His words came after Volkswagen’s China sales in the last weeks of April rebounded to the same level of last year following nosedives in the first quarter, pushing its share in the world’s largest car market up 1.7 percentage points to 21 percent.

The carmaker’s China performance was a stark contrast to other parts of the world. In Germany, April sales were down 60 percent year-on-year, with the rest of Europe down 85 percent as some major markets like Italy and Spain ground to a halt, according to Reuters. Sales in North America were down 50 percent, and down 81 percent in South America.

In a Linkedin post on Wednesday, Volkswagen Group China CEO Stephan Woellenstein called China the global role model for renewing vitality in automotive markets, saying it will stabilize the group’s business while operations in Europe are still slowly coming back.
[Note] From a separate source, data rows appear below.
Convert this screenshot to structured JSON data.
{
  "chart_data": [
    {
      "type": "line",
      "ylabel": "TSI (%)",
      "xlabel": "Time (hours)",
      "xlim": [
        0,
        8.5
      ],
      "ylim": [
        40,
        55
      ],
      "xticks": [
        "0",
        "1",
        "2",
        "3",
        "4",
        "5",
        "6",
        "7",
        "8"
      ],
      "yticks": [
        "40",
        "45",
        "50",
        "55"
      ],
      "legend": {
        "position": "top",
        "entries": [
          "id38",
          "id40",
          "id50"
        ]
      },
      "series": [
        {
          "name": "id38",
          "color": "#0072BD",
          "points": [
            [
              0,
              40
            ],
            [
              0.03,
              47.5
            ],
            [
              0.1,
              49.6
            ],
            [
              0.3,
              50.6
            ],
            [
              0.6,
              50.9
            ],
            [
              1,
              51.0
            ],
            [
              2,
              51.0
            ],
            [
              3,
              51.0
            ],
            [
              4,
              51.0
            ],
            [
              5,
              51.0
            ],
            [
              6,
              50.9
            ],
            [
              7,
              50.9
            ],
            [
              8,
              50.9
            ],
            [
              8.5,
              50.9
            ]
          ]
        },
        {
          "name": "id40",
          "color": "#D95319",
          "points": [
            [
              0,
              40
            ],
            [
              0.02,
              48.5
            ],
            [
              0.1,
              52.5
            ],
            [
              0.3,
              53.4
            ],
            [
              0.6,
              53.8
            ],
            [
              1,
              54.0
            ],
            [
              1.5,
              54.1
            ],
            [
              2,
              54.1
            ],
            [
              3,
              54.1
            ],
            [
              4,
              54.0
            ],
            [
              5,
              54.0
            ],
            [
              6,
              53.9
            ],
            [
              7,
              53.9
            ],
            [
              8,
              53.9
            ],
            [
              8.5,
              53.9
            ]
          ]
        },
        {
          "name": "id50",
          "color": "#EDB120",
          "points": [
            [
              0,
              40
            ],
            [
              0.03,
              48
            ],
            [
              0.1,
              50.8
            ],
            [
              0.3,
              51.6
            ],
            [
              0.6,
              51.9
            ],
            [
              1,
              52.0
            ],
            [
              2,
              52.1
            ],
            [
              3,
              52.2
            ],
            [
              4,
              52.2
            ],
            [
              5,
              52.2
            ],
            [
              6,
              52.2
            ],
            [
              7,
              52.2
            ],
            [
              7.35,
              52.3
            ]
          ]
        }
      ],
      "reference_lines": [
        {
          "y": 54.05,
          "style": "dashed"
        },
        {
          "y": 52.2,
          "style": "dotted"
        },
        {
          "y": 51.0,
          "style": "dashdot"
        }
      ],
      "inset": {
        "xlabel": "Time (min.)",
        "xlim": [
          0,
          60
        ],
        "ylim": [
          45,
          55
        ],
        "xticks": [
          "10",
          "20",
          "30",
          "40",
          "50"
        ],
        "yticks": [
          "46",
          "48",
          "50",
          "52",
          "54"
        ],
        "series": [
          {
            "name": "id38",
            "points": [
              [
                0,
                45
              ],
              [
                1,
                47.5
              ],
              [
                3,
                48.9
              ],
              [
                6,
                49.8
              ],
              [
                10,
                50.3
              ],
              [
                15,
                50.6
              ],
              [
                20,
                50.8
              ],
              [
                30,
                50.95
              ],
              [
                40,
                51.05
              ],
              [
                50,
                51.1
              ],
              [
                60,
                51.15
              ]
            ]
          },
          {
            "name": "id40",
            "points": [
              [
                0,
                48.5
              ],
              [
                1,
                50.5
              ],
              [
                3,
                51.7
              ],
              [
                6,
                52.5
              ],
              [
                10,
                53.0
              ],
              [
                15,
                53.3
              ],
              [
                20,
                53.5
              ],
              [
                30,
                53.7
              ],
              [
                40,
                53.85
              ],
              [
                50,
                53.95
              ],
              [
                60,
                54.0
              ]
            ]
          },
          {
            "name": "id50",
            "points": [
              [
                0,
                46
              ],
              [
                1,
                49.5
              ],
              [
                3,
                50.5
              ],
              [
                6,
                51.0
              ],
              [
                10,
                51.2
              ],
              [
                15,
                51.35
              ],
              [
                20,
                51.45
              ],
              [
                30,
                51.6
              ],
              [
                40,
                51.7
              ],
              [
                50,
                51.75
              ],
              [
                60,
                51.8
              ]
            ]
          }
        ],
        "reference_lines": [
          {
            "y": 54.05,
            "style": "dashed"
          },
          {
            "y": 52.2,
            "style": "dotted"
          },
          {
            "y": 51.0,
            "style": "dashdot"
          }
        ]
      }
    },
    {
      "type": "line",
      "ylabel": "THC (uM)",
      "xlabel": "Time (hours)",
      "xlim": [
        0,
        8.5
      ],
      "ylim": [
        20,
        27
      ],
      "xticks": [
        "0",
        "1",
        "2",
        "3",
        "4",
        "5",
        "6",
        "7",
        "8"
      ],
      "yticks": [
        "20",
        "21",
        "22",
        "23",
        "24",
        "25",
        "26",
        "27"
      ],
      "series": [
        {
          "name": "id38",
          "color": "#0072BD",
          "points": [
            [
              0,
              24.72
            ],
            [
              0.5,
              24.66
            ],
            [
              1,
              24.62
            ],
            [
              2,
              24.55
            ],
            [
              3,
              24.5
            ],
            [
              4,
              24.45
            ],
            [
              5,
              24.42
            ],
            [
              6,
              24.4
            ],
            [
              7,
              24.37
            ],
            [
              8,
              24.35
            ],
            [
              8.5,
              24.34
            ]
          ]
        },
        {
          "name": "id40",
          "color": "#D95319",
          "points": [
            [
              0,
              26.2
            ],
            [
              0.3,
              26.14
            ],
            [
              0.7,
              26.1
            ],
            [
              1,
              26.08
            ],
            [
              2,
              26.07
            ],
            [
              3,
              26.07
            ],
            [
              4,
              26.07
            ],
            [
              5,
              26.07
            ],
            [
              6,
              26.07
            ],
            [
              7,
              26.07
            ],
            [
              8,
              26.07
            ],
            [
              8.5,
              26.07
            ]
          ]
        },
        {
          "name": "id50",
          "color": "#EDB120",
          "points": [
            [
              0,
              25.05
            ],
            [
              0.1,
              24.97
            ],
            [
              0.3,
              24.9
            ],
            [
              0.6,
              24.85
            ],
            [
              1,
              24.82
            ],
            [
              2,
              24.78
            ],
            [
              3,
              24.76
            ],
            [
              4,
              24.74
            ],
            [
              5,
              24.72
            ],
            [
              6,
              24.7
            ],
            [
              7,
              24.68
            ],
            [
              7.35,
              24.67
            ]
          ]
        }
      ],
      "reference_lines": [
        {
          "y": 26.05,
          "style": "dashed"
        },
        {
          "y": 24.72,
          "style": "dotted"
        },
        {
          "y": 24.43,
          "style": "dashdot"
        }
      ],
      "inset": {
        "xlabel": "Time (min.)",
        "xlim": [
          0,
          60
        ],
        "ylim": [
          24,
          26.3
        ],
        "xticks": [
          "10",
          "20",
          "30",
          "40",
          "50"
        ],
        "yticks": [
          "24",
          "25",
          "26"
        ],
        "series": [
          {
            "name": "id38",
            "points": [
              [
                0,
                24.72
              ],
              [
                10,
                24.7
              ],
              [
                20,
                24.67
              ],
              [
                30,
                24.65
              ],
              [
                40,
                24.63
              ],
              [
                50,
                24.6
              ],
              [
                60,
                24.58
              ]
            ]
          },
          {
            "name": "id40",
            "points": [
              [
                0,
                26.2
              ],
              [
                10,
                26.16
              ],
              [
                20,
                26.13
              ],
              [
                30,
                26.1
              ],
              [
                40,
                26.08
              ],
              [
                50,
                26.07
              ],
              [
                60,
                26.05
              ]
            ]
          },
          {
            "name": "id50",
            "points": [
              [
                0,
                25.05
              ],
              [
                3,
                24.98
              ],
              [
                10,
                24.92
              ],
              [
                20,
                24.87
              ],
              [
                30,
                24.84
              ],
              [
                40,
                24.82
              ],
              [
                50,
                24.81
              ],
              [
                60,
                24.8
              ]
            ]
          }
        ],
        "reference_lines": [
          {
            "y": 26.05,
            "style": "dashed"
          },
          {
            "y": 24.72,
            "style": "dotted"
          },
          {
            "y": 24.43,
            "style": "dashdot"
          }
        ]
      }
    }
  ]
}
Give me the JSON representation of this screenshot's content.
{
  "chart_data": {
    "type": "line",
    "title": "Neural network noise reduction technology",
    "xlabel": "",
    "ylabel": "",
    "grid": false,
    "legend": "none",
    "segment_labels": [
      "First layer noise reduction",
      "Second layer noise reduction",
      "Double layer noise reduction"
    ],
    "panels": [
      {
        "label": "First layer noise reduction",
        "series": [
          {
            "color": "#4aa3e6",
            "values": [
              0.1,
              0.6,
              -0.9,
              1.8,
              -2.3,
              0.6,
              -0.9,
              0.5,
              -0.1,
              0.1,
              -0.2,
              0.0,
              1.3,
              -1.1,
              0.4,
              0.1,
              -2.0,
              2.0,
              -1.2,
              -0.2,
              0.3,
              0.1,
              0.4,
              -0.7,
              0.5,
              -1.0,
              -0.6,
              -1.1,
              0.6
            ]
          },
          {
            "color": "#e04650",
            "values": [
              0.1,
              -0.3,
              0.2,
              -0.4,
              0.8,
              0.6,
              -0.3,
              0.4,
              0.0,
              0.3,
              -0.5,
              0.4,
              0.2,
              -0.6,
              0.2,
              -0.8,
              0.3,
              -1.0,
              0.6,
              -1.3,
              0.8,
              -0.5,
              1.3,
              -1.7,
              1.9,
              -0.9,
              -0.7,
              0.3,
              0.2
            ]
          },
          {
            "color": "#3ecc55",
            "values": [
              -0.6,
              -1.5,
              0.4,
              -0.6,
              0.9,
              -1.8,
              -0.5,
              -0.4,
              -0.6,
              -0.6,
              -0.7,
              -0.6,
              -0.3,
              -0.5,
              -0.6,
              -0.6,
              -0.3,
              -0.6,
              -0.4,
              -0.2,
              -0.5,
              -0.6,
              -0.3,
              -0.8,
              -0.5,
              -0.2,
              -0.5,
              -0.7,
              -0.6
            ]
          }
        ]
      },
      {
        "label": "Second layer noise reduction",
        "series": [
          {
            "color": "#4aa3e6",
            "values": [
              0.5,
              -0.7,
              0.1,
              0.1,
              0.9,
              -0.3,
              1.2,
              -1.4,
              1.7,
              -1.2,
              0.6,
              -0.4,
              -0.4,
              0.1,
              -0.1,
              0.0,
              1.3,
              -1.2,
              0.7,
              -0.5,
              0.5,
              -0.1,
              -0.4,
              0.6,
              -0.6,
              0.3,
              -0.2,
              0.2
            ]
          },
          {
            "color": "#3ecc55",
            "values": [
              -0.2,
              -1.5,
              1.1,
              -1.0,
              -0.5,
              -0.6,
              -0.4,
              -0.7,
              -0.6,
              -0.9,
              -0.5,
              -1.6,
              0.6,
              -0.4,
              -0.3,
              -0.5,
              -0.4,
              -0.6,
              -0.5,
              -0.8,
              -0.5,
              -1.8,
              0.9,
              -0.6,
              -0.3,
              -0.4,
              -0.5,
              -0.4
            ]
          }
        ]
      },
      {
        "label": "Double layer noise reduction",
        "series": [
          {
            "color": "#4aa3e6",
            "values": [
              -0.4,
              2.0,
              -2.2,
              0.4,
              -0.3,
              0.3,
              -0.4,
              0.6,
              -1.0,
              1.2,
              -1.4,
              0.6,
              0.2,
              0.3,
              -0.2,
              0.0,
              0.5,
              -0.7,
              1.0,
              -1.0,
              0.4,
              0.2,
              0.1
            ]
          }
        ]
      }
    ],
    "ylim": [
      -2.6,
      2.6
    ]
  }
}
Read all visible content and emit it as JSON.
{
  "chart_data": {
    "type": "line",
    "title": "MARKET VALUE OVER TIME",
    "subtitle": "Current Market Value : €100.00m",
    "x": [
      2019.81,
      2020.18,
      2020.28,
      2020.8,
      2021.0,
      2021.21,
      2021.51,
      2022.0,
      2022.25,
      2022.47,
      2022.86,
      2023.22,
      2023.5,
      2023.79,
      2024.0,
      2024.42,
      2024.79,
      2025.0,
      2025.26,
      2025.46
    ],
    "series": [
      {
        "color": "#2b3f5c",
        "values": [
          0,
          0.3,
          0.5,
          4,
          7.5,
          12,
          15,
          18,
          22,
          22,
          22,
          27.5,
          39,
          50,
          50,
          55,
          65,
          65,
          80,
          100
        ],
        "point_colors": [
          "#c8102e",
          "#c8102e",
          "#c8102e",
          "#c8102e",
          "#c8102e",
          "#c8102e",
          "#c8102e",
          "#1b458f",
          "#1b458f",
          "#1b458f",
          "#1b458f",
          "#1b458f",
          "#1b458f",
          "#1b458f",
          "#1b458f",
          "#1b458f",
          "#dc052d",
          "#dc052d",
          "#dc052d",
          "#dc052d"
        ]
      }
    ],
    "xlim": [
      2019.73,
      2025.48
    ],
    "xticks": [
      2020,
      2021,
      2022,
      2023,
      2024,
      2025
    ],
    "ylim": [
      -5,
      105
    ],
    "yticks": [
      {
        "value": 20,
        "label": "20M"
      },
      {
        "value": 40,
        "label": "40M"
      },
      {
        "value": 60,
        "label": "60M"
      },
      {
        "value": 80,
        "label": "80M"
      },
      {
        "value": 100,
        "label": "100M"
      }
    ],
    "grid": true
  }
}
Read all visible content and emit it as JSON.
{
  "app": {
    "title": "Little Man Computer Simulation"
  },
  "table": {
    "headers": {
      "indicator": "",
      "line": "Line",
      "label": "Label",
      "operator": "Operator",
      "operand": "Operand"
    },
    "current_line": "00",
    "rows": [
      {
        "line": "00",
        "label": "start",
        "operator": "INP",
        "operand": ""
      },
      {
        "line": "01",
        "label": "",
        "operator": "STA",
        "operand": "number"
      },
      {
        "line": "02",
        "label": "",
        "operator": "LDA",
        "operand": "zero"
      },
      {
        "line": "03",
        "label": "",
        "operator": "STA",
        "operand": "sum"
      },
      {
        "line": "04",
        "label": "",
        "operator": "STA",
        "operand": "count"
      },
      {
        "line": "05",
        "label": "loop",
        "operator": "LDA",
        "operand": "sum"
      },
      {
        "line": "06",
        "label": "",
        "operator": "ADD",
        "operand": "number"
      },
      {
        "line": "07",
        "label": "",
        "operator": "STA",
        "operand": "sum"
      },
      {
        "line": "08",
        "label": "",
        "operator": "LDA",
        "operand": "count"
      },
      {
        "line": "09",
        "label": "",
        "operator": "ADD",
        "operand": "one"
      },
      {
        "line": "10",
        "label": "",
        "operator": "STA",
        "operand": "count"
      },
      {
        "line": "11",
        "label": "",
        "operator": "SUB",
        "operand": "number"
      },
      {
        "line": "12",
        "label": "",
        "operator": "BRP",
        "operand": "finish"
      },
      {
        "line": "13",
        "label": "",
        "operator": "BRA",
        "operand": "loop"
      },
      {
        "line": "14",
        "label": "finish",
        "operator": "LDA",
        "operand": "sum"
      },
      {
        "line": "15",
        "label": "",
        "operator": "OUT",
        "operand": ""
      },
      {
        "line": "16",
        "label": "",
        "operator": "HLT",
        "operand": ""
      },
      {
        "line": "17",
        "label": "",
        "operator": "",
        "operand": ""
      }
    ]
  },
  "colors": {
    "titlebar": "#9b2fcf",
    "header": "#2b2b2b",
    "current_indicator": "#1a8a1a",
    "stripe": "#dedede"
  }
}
“We have left the deepest valleys behind us, and are now on the climb to the peaks again. After a total market downturn of 80 percent in February, 40 percent in March, and around 10 percent down in April, we are returning to normality,” Woellenstein said.

He said people unable to buy a car over the last few months are now eagerly visiting dealers, and many of them are first-time buyers as they want to avoid public transport these days.

He said they account for 60 percent of car customers in the country.

Wealthy customers are coming back to the market faster than expected, which has brought about sales growth in the first quarter for Volkswagen’s luxury brands Bentley, Audi and Porsche.

“Should the current trend continue, we at Volkswagen Group China can be cautiously optimistic and forecast a yearly result that is not so far away from our original plan,” said Woellenstein.

Despite the promising sales, he said the pandemic will change something in the Chinese car market, including an industry shakeout and digitization of sales, services and marketing.

“An automotive market with over 100 brands, even with a huge size such as China’s, is not healthy,” Woellenstein said, adding that the pandemic may force out some uncompetitive brands so that the market will see better products and customer service.

Since the outbreak of the pandemic, many carmakers have been launching new models online because of the need for social distancing.

He said Volkswagen has intensified its online-offline sales mode over the last few months and found solutions for digital communications with customers.

Looking forward, Woellenstein said it would be wrong to think that daily life is going to return completely to normal soon, and the company will maintain consistency in its business ramp-up strategy, with international exchanges, and especially with prevention measures.

“One thing hasn’t changed among all of this: With our long-term confidence, we are still seeing China as the coming powerhouse of the automobile world,” he said.